Designs on graphics @ vnunet

DarN

Regular
Interesting article about the gfx card industry over at vnunet.
For a long time the graphics market was asleep. Five years ago, watching developments in this market space was the IT equivalent of watching 24 hours of Big Brother. NVidia and ATI were doing their best Intel/AMD impressions and there was not a lot to talk about in terms of competition.

NVidia was dominant in desktops - the biggest and most profitable sector - and ATI held the high ground in the notebook space. ATI lacked the technological edge it needed to make a real difference to nVidia's dominance in the PC sector.

Fast-forward five years to a much-discussed auction on eBay, where a bizarre bidding war was rumoured to be under way, in which ATI and nVidia were offering millions of dollars for the bundling rights to an eagerly awaited game.

Suddenly, the graphics industry, like an old graphics card, has been swapped out for a far leaner and more aggressive beast.

Never really thought about it from a systems builder pov before.
"System builders are looking to attack the vertical consumer market, and they are using the latest technologies, particularly leading-edge graphics cards, to do it," observes Fitzgerald.
What is the vertical consumer market?
 
DarN said:
What is the vertical consumer market?

I've heard the term but not in this context.
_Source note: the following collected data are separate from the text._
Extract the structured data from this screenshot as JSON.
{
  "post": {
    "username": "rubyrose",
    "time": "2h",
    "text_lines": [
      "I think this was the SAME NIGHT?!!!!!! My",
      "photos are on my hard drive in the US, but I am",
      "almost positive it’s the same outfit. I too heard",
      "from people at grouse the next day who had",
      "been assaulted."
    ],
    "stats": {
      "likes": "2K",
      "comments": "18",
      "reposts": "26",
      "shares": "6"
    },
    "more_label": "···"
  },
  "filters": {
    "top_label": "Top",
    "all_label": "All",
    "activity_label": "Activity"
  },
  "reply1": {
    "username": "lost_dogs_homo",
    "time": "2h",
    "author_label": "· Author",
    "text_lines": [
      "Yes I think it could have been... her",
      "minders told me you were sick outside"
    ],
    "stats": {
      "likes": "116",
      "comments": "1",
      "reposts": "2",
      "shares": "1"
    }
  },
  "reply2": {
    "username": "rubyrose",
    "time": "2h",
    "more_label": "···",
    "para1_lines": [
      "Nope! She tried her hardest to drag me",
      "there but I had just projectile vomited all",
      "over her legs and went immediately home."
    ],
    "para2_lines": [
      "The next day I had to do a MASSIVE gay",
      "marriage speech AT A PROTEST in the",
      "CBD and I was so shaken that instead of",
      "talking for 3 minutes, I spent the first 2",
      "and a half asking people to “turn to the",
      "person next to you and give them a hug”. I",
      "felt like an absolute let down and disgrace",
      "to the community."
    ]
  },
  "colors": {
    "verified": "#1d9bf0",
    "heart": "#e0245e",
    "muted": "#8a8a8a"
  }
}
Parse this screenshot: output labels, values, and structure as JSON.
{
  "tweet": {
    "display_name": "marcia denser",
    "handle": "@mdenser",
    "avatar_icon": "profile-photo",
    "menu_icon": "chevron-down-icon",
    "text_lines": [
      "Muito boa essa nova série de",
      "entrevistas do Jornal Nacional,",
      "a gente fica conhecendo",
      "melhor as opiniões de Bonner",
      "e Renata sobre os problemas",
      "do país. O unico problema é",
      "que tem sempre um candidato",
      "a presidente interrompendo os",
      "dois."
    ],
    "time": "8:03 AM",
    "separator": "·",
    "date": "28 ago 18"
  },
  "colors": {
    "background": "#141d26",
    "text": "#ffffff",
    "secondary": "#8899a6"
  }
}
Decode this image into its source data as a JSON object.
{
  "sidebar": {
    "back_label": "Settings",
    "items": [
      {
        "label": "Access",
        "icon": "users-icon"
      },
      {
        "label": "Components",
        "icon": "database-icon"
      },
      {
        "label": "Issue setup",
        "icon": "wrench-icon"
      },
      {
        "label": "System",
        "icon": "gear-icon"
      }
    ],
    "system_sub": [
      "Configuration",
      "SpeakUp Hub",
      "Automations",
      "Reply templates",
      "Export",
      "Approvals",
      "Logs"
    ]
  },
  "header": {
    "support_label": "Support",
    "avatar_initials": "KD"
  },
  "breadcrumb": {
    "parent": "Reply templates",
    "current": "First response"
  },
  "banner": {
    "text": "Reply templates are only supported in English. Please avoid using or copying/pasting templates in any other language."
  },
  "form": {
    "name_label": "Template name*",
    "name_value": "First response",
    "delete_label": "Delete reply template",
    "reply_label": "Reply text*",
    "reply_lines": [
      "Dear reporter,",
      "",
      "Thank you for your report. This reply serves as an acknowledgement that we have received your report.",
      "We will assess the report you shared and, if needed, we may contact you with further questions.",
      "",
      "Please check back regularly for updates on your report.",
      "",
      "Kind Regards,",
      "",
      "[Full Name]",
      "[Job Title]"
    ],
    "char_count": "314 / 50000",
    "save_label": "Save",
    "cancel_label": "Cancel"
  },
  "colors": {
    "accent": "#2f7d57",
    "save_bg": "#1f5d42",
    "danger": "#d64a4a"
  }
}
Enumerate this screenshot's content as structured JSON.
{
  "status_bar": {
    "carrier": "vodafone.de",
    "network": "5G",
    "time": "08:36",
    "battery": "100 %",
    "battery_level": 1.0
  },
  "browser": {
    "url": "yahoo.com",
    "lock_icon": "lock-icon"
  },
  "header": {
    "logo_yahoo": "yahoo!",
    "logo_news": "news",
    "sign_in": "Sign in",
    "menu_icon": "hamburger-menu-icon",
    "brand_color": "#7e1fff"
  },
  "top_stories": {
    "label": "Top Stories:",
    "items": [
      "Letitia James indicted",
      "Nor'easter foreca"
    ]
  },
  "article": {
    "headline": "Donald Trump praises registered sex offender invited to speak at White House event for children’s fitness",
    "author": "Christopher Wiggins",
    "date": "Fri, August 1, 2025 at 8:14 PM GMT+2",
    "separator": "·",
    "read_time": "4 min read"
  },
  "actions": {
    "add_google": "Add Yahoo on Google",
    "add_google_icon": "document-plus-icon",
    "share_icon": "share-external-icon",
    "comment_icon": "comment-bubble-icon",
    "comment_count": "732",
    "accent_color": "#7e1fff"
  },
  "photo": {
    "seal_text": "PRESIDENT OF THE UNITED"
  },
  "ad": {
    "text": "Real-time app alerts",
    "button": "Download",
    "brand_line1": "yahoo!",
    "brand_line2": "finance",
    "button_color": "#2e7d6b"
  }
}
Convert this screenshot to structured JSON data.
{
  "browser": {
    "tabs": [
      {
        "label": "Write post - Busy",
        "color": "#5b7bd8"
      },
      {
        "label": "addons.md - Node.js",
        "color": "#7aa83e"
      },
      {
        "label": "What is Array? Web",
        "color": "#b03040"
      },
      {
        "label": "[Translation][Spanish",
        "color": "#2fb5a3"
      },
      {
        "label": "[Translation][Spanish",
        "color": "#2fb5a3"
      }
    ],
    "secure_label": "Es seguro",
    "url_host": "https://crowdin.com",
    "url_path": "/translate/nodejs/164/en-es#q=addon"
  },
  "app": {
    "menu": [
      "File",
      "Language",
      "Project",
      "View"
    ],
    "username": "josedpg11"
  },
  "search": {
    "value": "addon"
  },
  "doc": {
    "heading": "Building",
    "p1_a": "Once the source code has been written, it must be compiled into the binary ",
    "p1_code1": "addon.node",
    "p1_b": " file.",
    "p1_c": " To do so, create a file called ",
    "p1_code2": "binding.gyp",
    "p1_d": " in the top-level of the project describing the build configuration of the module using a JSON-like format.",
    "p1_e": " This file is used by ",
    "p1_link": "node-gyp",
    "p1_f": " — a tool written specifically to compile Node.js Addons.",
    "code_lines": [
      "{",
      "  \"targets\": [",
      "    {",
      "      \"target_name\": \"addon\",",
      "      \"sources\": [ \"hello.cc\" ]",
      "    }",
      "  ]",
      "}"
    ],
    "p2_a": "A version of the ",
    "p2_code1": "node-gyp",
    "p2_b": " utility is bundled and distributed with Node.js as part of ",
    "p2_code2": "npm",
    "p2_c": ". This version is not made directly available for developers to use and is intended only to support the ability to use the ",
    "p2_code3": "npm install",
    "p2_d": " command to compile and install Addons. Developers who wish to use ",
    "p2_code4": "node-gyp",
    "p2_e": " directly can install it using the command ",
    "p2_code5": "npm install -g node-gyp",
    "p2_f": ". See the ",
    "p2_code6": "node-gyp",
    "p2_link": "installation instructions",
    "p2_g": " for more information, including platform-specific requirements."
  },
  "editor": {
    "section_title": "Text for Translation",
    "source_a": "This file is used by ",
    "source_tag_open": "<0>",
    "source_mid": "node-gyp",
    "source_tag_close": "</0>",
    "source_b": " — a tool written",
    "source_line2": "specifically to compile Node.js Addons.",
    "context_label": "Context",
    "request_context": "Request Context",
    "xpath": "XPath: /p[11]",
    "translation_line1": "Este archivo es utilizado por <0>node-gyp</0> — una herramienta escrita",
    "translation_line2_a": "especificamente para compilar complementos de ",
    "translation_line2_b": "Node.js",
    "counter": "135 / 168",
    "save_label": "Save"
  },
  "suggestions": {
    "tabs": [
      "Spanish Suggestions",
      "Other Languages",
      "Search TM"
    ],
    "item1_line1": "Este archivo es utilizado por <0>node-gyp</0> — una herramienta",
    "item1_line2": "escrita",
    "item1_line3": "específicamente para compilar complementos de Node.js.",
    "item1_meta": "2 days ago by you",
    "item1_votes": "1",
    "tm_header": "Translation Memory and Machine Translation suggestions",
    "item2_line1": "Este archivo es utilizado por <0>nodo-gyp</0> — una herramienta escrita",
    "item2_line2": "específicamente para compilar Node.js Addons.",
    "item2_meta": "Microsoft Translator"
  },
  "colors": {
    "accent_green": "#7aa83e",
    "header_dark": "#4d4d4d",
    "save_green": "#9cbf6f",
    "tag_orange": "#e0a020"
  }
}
It used to refer to a single company who provided everything the consumer needed, including both hardware and OS. For example, Apple builds vertical systems; they make the hardware and OS. Dell isn't a vertical builder, because the Windows OS isn't made by Dell.

I'm guessing they mean the system integrator bundles everything a consumer would want. ie, unlike many low end clone systems, you don't need to immediately upgrade the memory, sound, or vidcard to make it powerful enough for gaming.